Division of Head and Neck and Endocrine Surgery, Department of Otolaryngology-Head and Neck Surgery, University of California-San Francisco, San Francisco, California 94115, USA.
Laryngoscope. 2011 Aug;121(8):1651-5. doi: 10.1002/lary.21774. Epub 2011 Jun 9.
To describe our technique and initial experience of intraoperative tumor localization with surgeon-performed ultrasound-guided needle dye injection.
Prospective case series. Technique description.
Using surgeon-performed ultrasonography (SP-US), 20 tumors (lymph node metastases of papillary thyroid carcinoma [15], Hurthle cell carcinoma [2], medullary thyroid carcinoma [1], and lymphoma [1], and a parathyroid adenoma [1]) were localized in 13 patients. With ultrasound guidance, 0.1 mL of 1% methylene blue dye was injected into each targeted tumor. The blue color in contrast helped guide the dissection. Sixteen of 20 (80%) of dissections were revision cases through scar.
Using SP-US and US-guided injection with blue dye, 20 of 20 (100%) of cases were successful in retrieving the target tumor with no inadvertent nerve injuries (nerves at risk in scar: recurrent laryngeal [12], phrenic [3], vagus [3], and sympathetic chain [3]). Dye injection adds 5 to 10 minutes of time prior to incision. Injections appeared to increase visual differentiation of tissue, save time during dissection, particularly during revision dissections, and help ensure successful target retrieval. Injection into a parathyroid adenoma resulted in an overabundance of blue dye in nontumor tissue.
Surgeon-performed ultrasound guided needle dye injection is particularly helpful in directing the surgeon to the appropriate area for tumor resection in fibrotic areas and thereby possibly reducing surgical time, sampling error, and morbidity.

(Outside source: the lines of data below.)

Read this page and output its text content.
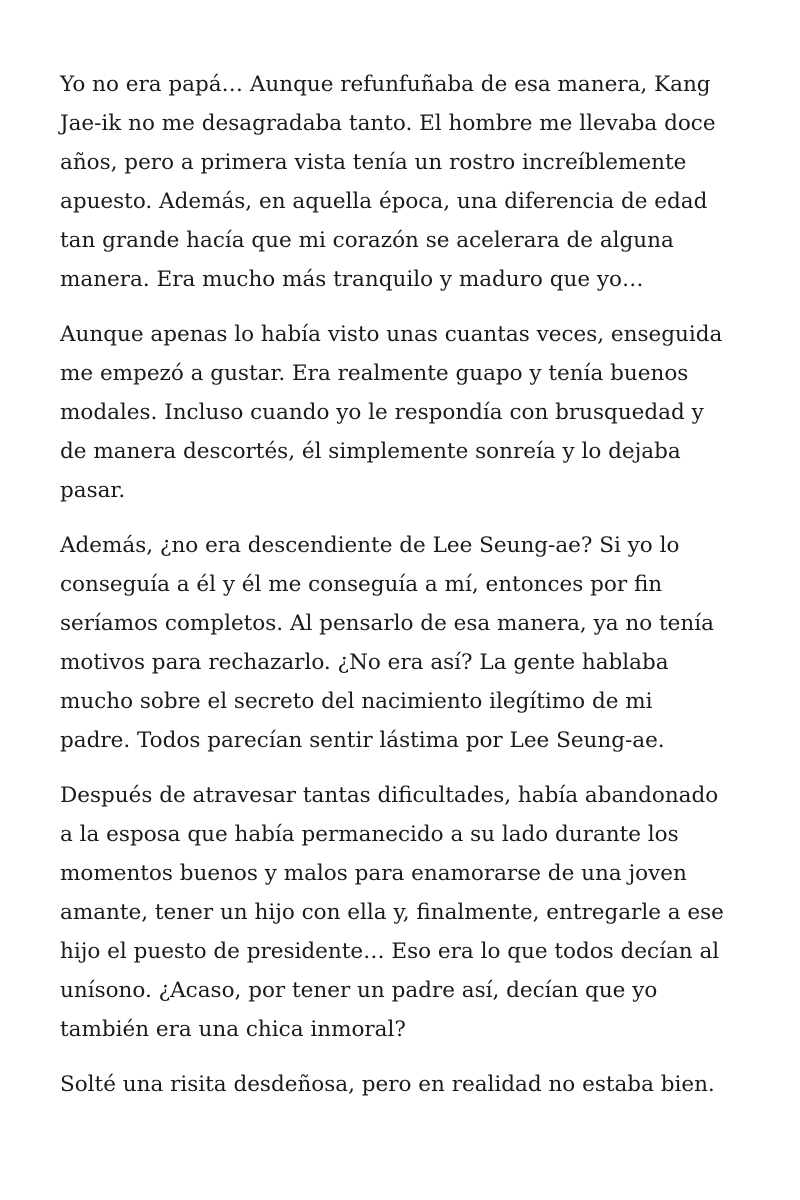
Yo no era papá… Aunque refunfuñaba de esa manera, Kang
Jae-ik no me desagradaba tanto. El hombre me llevaba doce
años, pero a primera vista tenía un rostro increíblemente
apuesto. Además, en aquella época, una diferencia de edad
tan grande hacía que mi corazón se acelerara de alguna
manera. Era mucho más tranquilo y maduro que yo…

Aunque apenas lo había visto unas cuantas veces, enseguida
me empezó a gustar. Era realmente guapo y tenía buenos
modales. Incluso cuando yo le respondía con brusquedad y
de manera descortés, él simplemente sonreía y lo dejaba
pasar.

Además, ¿no era descendiente de Lee Seung-ae? Si yo lo
conseguía a él y él me conseguía a mí, entonces por fin
seríamos completos. Al pensarlo de esa manera, ya no tenía
motivos para rechazarlo. ¿No era así? La gente hablaba
mucho sobre el secreto del nacimiento ilegítimo de mi
padre. Todos parecían sentir lástima por Lee Seung-ae.

Después de atravesar tantas dificultades, había abandonado
a la esposa que había permanecido a su lado durante los
momentos buenos y malos para enamorarse de una joven
amante, tener un hijo con ella y, finalmente, entregarle a ese
hijo el puesto de presidente… Eso era lo que todos decían al
unísono. ¿Acaso, por tener un padre así, decían que yo
también era una chica inmoral?

Solté una risita desdeñosa, pero en realidad no estaba bien.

A lower concentration or a different dye may be more helpful for parathyroid adenomas. Further study on this technique is needed and is under way with a larger group of patients.

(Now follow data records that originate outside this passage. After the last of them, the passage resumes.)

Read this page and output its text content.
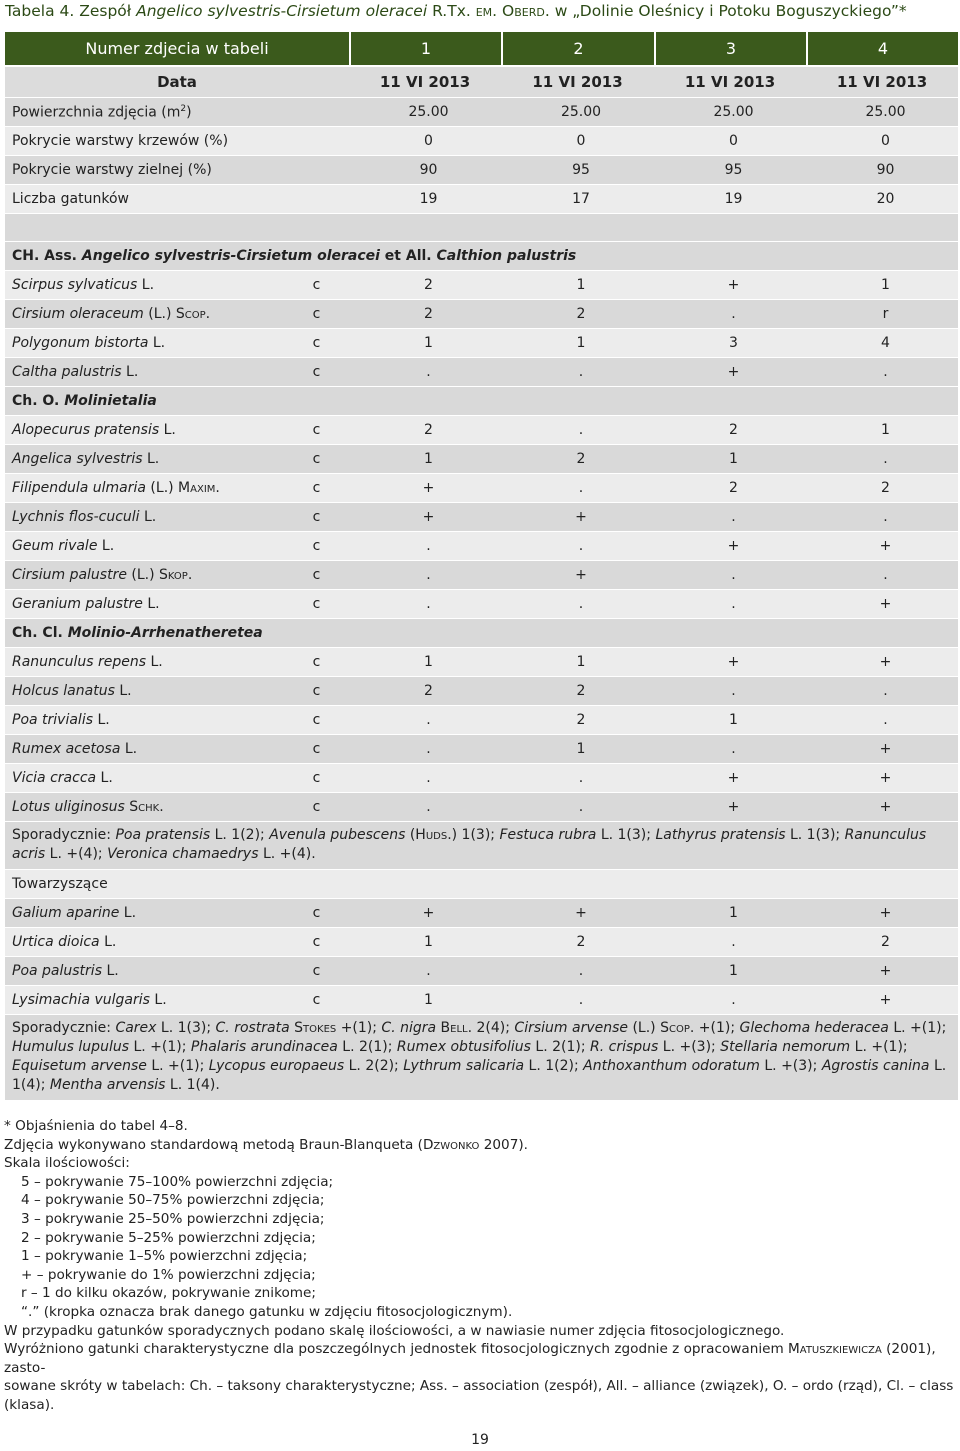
Tabela 4. Zespół Angelico sylvestris-Cirsietum oleracei R.Tx. em. Oberd. w „Dolinie Oleśnicy i Potoku Boguszyckiego”*
Numer zdjecia w tabeli		1	2	3	4
Data		11 VI 2013	11 VI 2013	11 VI 2013	11 VI 2013
Powierzchnia zdjęcia $(m^2)$		25.00	25.00	25.00	25.00
Pokrycie warstwy krzewów (%)		0	0	0	0
Pokrycie warstwy zielnej (%)		90	95	95	90
Liczba gatunków		19	17	19	20

CH. Ass. Angelico sylvestris-Cirsietum oleracei et All. Calthion palustris					
Scirpus sylvaticus L.	c	2	1	+	1
Cirsium oleraceum (L.) Scop.	c	2	2	.	r
Polygonum bistorta L.	c	1	1	3	4
Caltha palustris L.	c	.	.	+	.
Ch. O. Molinietalia					
Alopecurus pratensis L.	c	2	.	2	1
Angelica sylvestris L.	c	1	2	1	.
Filipendula ulmaria (L.) Maxim.	c	+	.	2	2
Lychnis flos-cuculi L.	c	+	+	.	.
Geum rivale L.	c	.	.	+	+
Cirsium palustre (L.) Skop.	c	.	+	.	.
Geranium palustre L.	c	.	.	.	+
Ch. Cl. Molinio-Arrhenatheretea					
Ranunculus repens L.	c	1	1	+	+
Holcus lanatus L.	c	2	2	.	.
Poa trivialis L.	c	.	2	1	.
Rumex acetosa L.	c	.	1	.	+
Vicia cracca L.	c	.	.	+	+
Lotus uliginosus Schk.	c	.	.	+	+
Sporadycznie: Poa pratensis L. 1(2); Avenula pubescens (Huds.) 1(3); Festuca rubra L. 1(3); Lathyrus pratensis L. 1(3); Ranunculus acris L. +(4); Veronica chamaedrys L. +(4).					
Towarzyszące					
Galium aparine L.	c	+	+	1	+
Urtica dioica L.	c	1	2	.	2
Poa palustris L.	c	.	.	1	+
Lysimachia vulgaris L.	c	1	.	.	+
Sporadycznie: Carex L. 1(3); C. rostrata Stokes +(1); C. nigra Bell. 2(4); Cirsium arvense (L.) Scop. +(1); Glechoma hederacea L. +(1); Humulus lupulus L. +(1); Phalaris arundinacea L. 2(1); Rumex obtusifolius L. 2(1); R. crispus L. +(3); Stellaria nemorum L. +(1); Equisetum arvense L. +(1); Lycopus europaeus L. 2(2); Lythrum salicaria L. 1(2); Anthoxanthum odoratum L. +(3); Agrostis canina L. 1(4); Mentha arvensis L. 1(4).					
* Objaśnienia do tabel 4–8.
Zdjęcia wykonywano standardową metodą Braun-Blanqueta (Dzwonko 2007).
Skala ilościowości:
5 – pokrywanie 75–100% powierzchni zdjęcia;
4 – pokrywanie 50–75% powierzchni zdjęcia;
3 – pokrywanie 25–50% powierzchni zdjęcia;
2 – pokrywanie 5–25% powierzchni zdjęcia;
1 – pokrywanie 1–5% powierzchni zdjęcia;
+ – pokrywanie do 1% powierzchni zdjęcia;
r – 1 do kilku okazów, pokrywanie znikome;
“.” (kropka oznacza brak danego gatunku w zdjęciu fitosocjologicznym).
W przypadku gatunków sporadycznych podano skalę ilościowości, a w nawiasie numer zdjęcia fitosocjologicznego.
Wyróżniono gatunki charakterystyczne dla poszczególnych jednostek fitosocjologicznych zgodnie z opracowaniem Matuszkiewicza (2001), zasto-
sowane skróty w tabelach: Ch. – taksony charakterystyczne; Ass. – association (zespół), All. – alliance (związek), O. – ordo (rząd), Cl. – class (klasa).
19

At the conclusion of this manuscript, the participants should be able to understand the technique and advantages of intraoperative tumor localization with surgeon-performed ultrasound-guided needle blue dye injection.
描述我们术中应用超声引导下术者注射染料进行肿瘤定位的技术和初步经验。
前瞻性病例系列。技术描述。
使用术者超声(SP-US),在 13 名患者中定位了 20 个肿瘤(甲状腺乳头状癌淋巴结转移[15]、Hurthle 细胞癌[2]、甲状腺髓样癌[1]和淋巴瘤[1]、甲状旁腺腺瘤[1])。在超声引导下,向每个靶向肿瘤注射 0.1ml 浓度为 1%的亚甲蓝染料。蓝色染料的颜色有助于引导解剖。20 例(80%)中的 16 例为通过瘢痕进行的再次手术。

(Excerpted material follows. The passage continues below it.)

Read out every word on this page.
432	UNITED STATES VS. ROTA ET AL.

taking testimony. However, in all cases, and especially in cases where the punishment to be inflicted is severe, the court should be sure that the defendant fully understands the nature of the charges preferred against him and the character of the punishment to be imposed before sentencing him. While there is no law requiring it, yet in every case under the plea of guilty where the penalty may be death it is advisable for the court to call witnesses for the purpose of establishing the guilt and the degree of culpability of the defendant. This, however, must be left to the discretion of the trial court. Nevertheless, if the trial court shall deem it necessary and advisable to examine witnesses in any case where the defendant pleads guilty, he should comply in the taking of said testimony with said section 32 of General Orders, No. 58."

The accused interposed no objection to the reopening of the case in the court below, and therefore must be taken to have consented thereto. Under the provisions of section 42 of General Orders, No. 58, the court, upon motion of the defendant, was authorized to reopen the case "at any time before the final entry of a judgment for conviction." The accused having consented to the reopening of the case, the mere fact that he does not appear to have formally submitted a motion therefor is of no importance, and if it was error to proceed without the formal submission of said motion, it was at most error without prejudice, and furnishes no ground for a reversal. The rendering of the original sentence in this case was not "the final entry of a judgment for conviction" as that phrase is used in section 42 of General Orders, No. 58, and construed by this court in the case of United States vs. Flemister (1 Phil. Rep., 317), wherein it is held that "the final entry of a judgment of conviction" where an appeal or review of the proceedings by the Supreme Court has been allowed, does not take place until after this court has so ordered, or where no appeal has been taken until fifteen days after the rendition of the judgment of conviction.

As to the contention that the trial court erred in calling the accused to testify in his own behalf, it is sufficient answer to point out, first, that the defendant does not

使用 SP-US 和超声引导下注射蓝色染料,20 例(100%)均成功地切除了目标肿瘤,没有造成神经损伤(在瘢痕中存在风险的神经:喉返神经[12]、膈神经[3]、迷走神经[3]和交感神经链[3])。染料注射在切口前增加了 5-10 分钟的时间。注射似乎增加了组织的视觉差异,缩短了解剖时间,尤其是在再次手术中,有助于确保目标物的成功切除。注射到甲状旁腺腺瘤中导致非肿瘤组织中出现过多的蓝色染料。
术者超声引导下的针染料注射特别有助于指导术者切除纤维化区域的肿瘤,从而可能减少手术时间、采样误差和发病率。较低的浓度或不同的染料可能对甲状旁腺腺瘤更有帮助。这项技术需要进一步研究,目前正在对更大的患者群体进行研究。
在本文结束时,参与者应该能够理解术中应用超声引导下术者注射染料进行肿瘤定位的技术和优势。